I also gave the system a way to see itself. A lightweight analytics middleware now records anonymous usage events – route, timestamp, and a salted session hash – but only once consent is granted. It’s the equivalent of giving the assistant a dashboard instead of a diary: aware of patterns but incapable of remembering individuals. Everything older than 90 days is automatically deleted by a scheduled job.

This isn’t analytics for vanity metrics; it’s operational insight for product decisions. Knowing which endpoints are used and when helps prioritise work and forecast load, while maintaining privacy by design. Governance isn’t a constraint here – it’s part of how the product earns trust.

Governance, Trust, and What Comes Next

The final focus of this phase was maturity – not just running code, but a governed, auditable service. I drafted a transparent Privacy Notice, updated the relevant architectural decision records, and documented every operational process: what’s logged, what’s not, and how retention is enforced.

These artefacts might not excite users, but they matter to customers, auditors, and future partners. Governance is part of the product story. It’s what turns “an AI that works” into “an AI you can trust.”

By the end of this phase, the assistant could:

  • Run independently on Render Cloud with managed Postgres and persistent storage.
  • Apply migrations and SSL configuration automatically.
  • Pass every async and integration test in CI.
  • Handle sustained load with zero failures.
  • Record anonymised analytics with 90-day retention.
  • Produce clear governance artefacts and privacy documentation.

It’s not yet visible on the blog – that’s next.
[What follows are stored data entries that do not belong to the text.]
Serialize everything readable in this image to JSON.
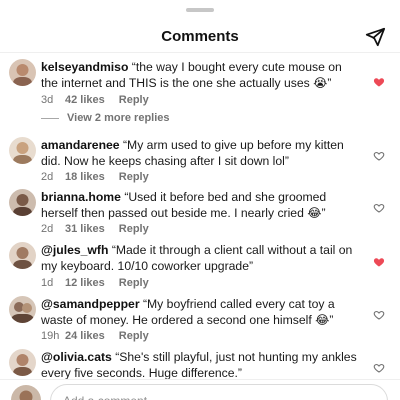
{
  "header": {
    "title": "Comments"
  },
  "comments": [
    {
      "username": "kelseyandmiso",
      "text": "“the way I bought every cute mouse on the internet and THIS is the one she actually uses 😭”",
      "time": "3d",
      "likes": "42 likes",
      "reply": "Reply",
      "liked": true,
      "avatar_color": "#b98a6e"
    },
    {
      "username": "amandarenee",
      "text": "“My arm used to give up before my kitten did. Now he keeps chasing after I sit down lol”",
      "time": "2d",
      "likes": "18 likes",
      "reply": "Reply",
      "liked": false,
      "avatar_color": "#c9a27f"
    },
    {
      "username": "brianna.home",
      "text": "“Used it before bed and she groomed herself then passed out beside me. I nearly cried 😂”",
      "time": "2d",
      "likes": "31 likes",
      "reply": "Reply",
      "liked": false,
      "avatar_color": "#7a5a48"
    },
    {
      "username": "@jules_wfh",
      "text": "“Made it through a client call without a tail on my keyboard. 10/10 coworker upgrade”",
      "time": "1d",
      "likes": "12 likes",
      "reply": "Reply",
      "liked": true,
      "avatar_color": "#a07a62"
    },
    {
      "username": "@samandpepper",
      "text": "“My boyfriend called every cat toy a waste of money. He ordered a second one himself 😂”",
      "time": "19h",
      "likes": "24 likes",
      "reply": "Reply",
      "liked": false,
      "avatar_color": "#8a6a58"
    },
    {
      "username": "@olivia.cats",
      "text": "“She's still playful, just not hunting my ankles every five seconds. Huge difference.”",
      "time": "",
      "likes": "",
      "reply": "",
      "liked": false,
      "avatar_color": "#b0846a"
    }
  ],
  "view_replies": "View 2 more replies",
  "input": {
    "placeholder": "Add a comment..."
  },
  "colors": {
    "heart_liked": "#ed4956",
    "muted_text": "#737373"
  },
  "icons": {
    "share": "paper-plane-icon",
    "like": "heart-icon"
  }
}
The upcoming phase will publish the frontend as a static site, expose the embed widget, and preload an “About the Project” dataset so visitors can chat with it directly.

This stage wasn’t about visual polish or user flow; it was about stability, observability, and trust. The assistant now runs as a small, self-managing service – with the right safeguards, the right data discipline, and the right metrics to grow with confidence.

What comes next is visibility. The foundation is solid; the next step is letting people talk to it.